Former Wisconsin AG To Recommend Walker Be Investigated For Ethics Violations To Accountability Board


Looks like Scott Walker's prank phone call may end up getting him in some trouble with their Government Accountability Board and his remarks about bringing in agent provocateurs to cause trouble at the rallies isn't sitting too well with the voters. Ed Schultz discussed Governor Walker's conversation with the fake Koch brother with The Nation's John Nichols who filled Ed in on some of the latest developments in Wisconsin.

NICHOLS: The governor’s not walking a fine line Ed. He tripped off the cliff. The fact of the matter is that Wisconsin has the toughest ethics laws in the nation. We pride ourselves on that. That goes back more than a hundred years to the progressive era with Bob La Follette. Those ethics laws require that an elected official keep faith with the people of Wisconsin. Those statements raise deep concerns here in Madison and around the state.
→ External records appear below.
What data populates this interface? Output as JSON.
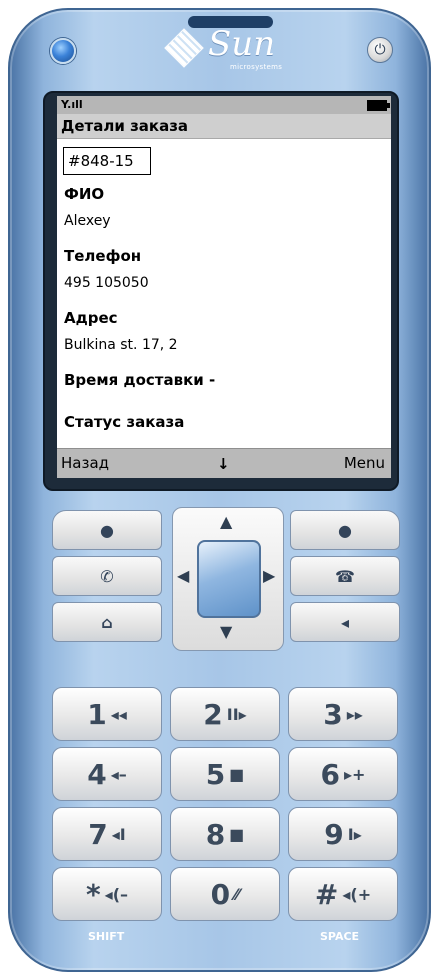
{
  "device": {
    "brand": "Sun",
    "brand_sub": "microsystems",
    "power_symbol": "⏻"
  },
  "screen": {
    "title": "Детали заказа",
    "order_number": "#848-15",
    "fields": [
      {
        "label": "ФИО",
        "value": "Alexey"
      },
      {
        "label": "Телефон",
        "value": "495 105050"
      },
      {
        "label": "Адрес",
        "value": "Bulkina st. 17, 2"
      },
      {
        "label": "Время доставки  -",
        "value": ""
      },
      {
        "label": "Статус заказа",
        "value": ""
      }
    ],
    "softkeys": {
      "left": "Назад",
      "middle": "↓",
      "right": "Menu"
    }
  },
  "keys": {
    "select_left": "●",
    "select_right": "●",
    "call": "✆",
    "end": "☎",
    "home": "⌂",
    "back": "◂",
    "dpad_up": "▲",
    "dpad_down": "▼",
    "dpad_left": "◀",
    "dpad_right": "▶"
  },
  "keypad": [
    {
      "digit": "1",
      "sym": "◂◂"
    },
    {
      "digit": "2",
      "sym": "II▸"
    },
    {
      "digit": "3",
      "sym": "▸▸"
    },
    {
      "digit": "4",
      "sym": "◂–"
    },
    {
      "digit": "5",
      "sym": "■"
    },
    {
      "digit": "6",
      "sym": "▸+"
    },
    {
      "digit": "7",
      "sym": "◂I"
    },
    {
      "digit": "8",
      "sym": "■"
    },
    {
      "digit": "9",
      "sym": "I▸"
    },
    {
      "digit": "*",
      "sym": "◂(–"
    },
    {
      "digit": "0",
      "sym": "⁄⁄"
    },
    {
      "digit": "#",
      "sym": "◂(+"
    }
  ],
  "bottom_labels": {
    "left": "SHIFT",
    "right": "SPACE"
  },
  "colors": {
    "body": "#a7c6e7",
    "screen_bg": "#ffffff",
    "status_bar": "#b6b6b6"
  }
}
The former Attorney General of Wisconsin, Peg Lautenschlager told me tonight that she is in the reviewing this, of the transcript of this conversation, for several hours found what she determined to be multiple ethics, election law and labor law violations. And she will tomorrow morning suggest that the state Government Accountability Board begin to review those ethics violations.

Ed Schultz asked Nichols if the Republicans running the state would allow the investigation to go forward.

NICHOLS: The Government Accountability Board is an independent, non-partisan board, staffed by former judges who are elected in a non-partisan manner without any Republican or Democratic control.

Nichols wasn’t sure where the investigation would end up going and pointed out to Schultz that the residents of Wisconsin aren’t too happy with some of the other statements he made during the call as well.

NICHOLS: But second, there’s a moral component to this. People around Wisconsin are talking tonight about the fact that they brought their children to peaceful, very attractive and popular rallies in Madison and other communities and now they find out that their governor says that he considered sending agent provocateurs into those rallies to screw things up and cause trouble, perhaps to begin violence and he only decided not to do it, not because he’s worried for the people of his state, but because he was worried that it might not play well politically. That’s a very troubling thing to have a governor of an American state talking about.

It looks like the tactics being used by these Koch brother teabaggers are finally coming back to bit them.